While the reclassification comes with one key customer benefit: looser withdrawal limits and more flexible ATM access, the trade-off has proven far more impactful for ordinary account holders. Under the new terms, all restructured savings accounts no longer generate any interest earnings, and new monthly maintenance fees and per-transaction charges are now applied to regular account activity.

For the large share of Belizean households that live paycheque to paycheque, these incremental fees add up quickly at a time when the country is already facing rising cost of living. The banks have defended the change, arguing that it aligns account structures with how the majority of customers actually use their savings accounts day-to-day. But many consumers have pushed back against the framing, questioning whether “full access” is nothing more than a rebranding for increased revenue for the banks.

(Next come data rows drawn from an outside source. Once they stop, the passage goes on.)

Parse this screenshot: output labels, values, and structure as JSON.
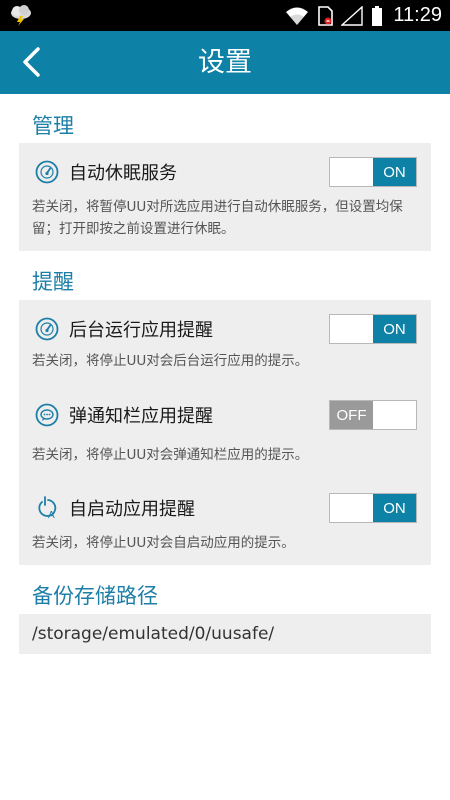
{
  "status_bar": {
    "time": "11:29"
  },
  "header": {
    "title": "设置"
  },
  "sections": {
    "manage": {
      "title": "管理"
    },
    "remind": {
      "title": "提醒"
    },
    "backup": {
      "title": "备份存储路径"
    }
  },
  "settings": {
    "auto_sleep": {
      "label": "自动休眠服务",
      "desc": "若关闭，将暂停UU对所选应用进行自动休眠服务，但设置均保留；打开即按之前设置进行休眠。",
      "state": "ON"
    },
    "bg_run": {
      "label": "后台运行应用提醒",
      "desc": "若关闭，将停止UU对会后台运行应用的提示。",
      "state": "ON"
    },
    "notify_bar": {
      "label": "弹通知栏应用提醒",
      "desc": "若关闭，将停止UU对会弹通知栏应用的提示。",
      "state": "OFF"
    },
    "auto_start": {
      "label": "自启动应用提醒",
      "desc": "若关闭，将停止UU对会自启动应用的提示。",
      "state": "ON"
    }
  },
  "backup_path": "/storage/emulated/0/uusafe/",
  "colors": {
    "accent": "#0d81a6",
    "section_title": "#1d7fa7",
    "card_bg": "#eeeeee",
    "off": "#9a9a9a"
  }
}
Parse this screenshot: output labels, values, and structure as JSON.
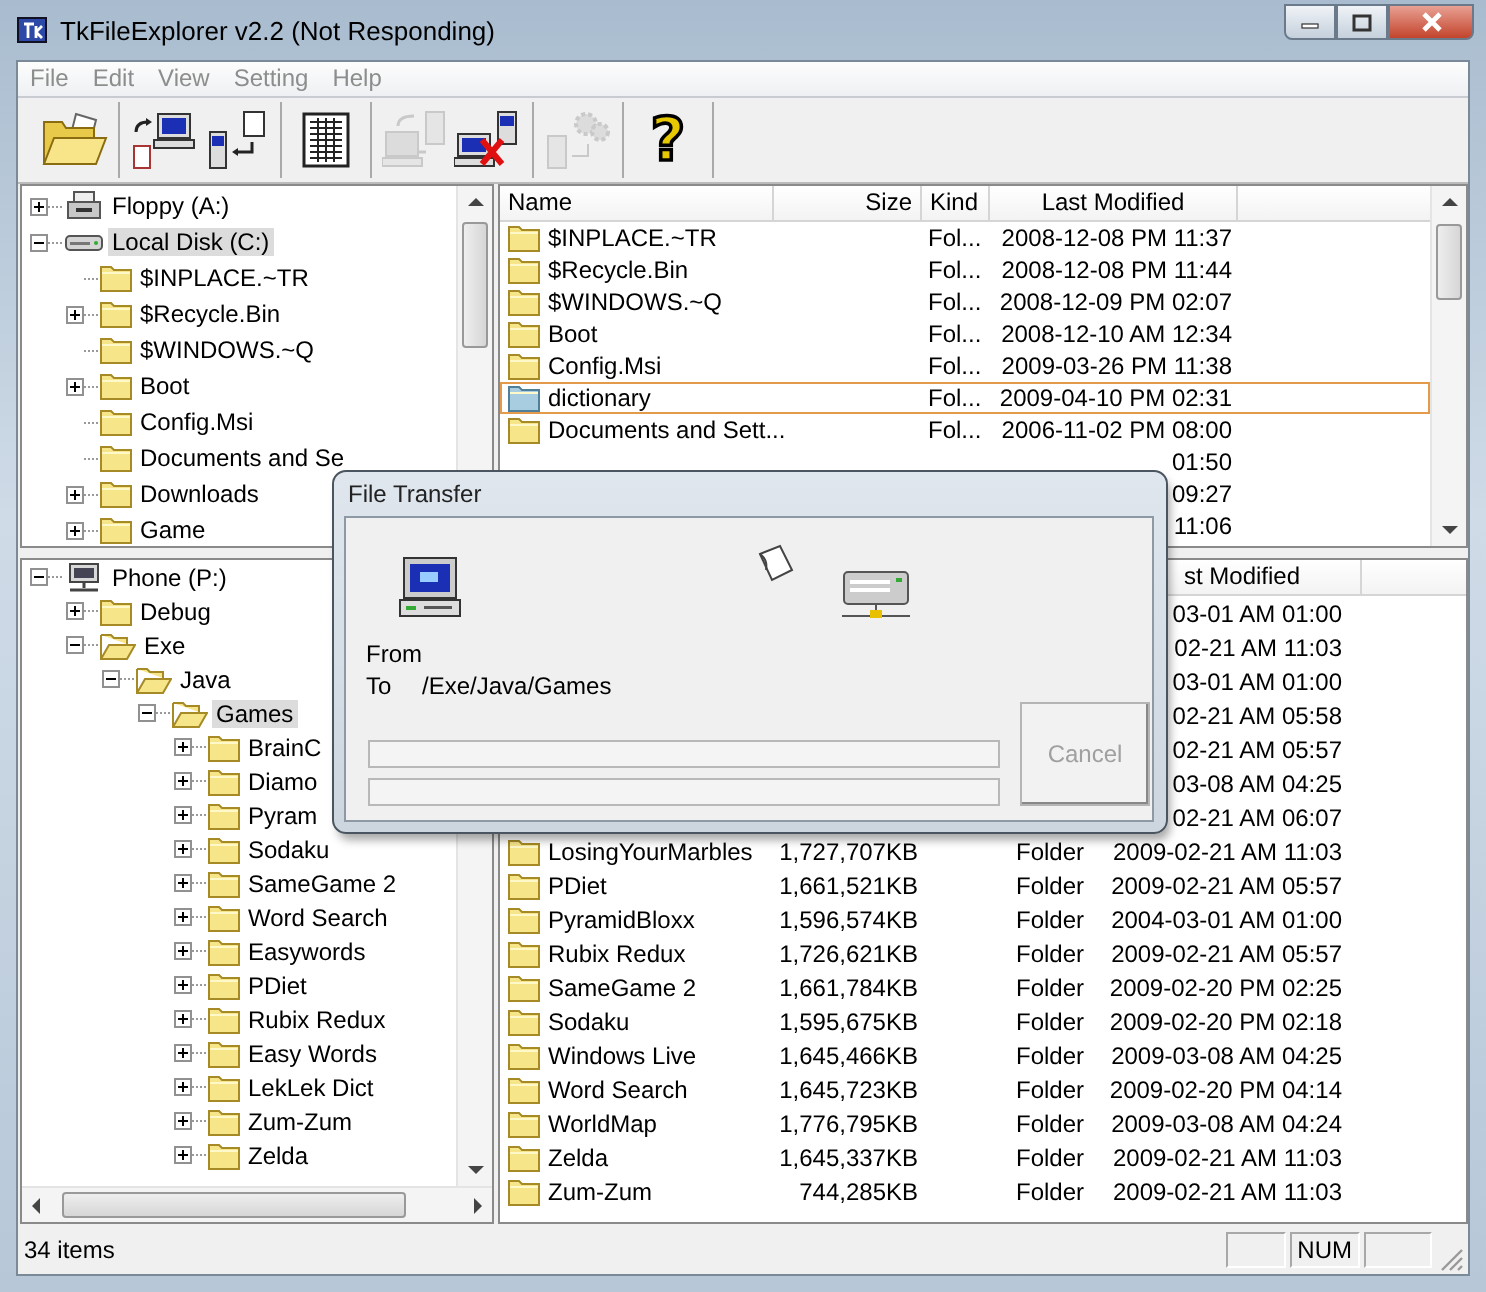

When pressed for comment on the policy shift, Central Bank of Belize Governor Kareem Michael emphasized that the country’s top banking regulator played no role in approving or mandating the changes. “First thing I have to correct is that the Central Bank was not involved in that decision. There was no approval sought for Atlantic Bank or any other bank to have done that,” Michael stated in a press briefing.

He went on to clarify the scope of the Central Bank’s regulatory authority over commercial banking in Belize, noting that the regulator only has power to set caps and floors for lending rates and minimum floors for savings deposit interest rates. Roughly 18 to 24 months ago, the Central Bank launched a collaborative review of fee-based income practices at Belize’s commercial banks, a process that took months of negotiation to reach a compromise that satisfied both regulators and financial institutions. Michael acknowledged, however, that public frustration over growing bank fees has mounted amid broader inflation, pointing out that consumers are now facing the double blow of lost interest earnings on savings alongside rising everyday expenses.

Michael also confirmed that the move is not limited to one smaller institution, noting that the decision by Belize’s two largest banking players to restructure their accounts reveals key dynamics of the country’s domestic banking market. “Those two are the biggest banks,” he added, underscoring the widespread impact of the policy change across the nation’s consumer banking sector.

As it stands, no regulatory reversal of the changes is currently on the table, leaving customers to adjust to a new normal where their savings generate no passive income, and regular account activity comes with recurring out-of-pocket costs.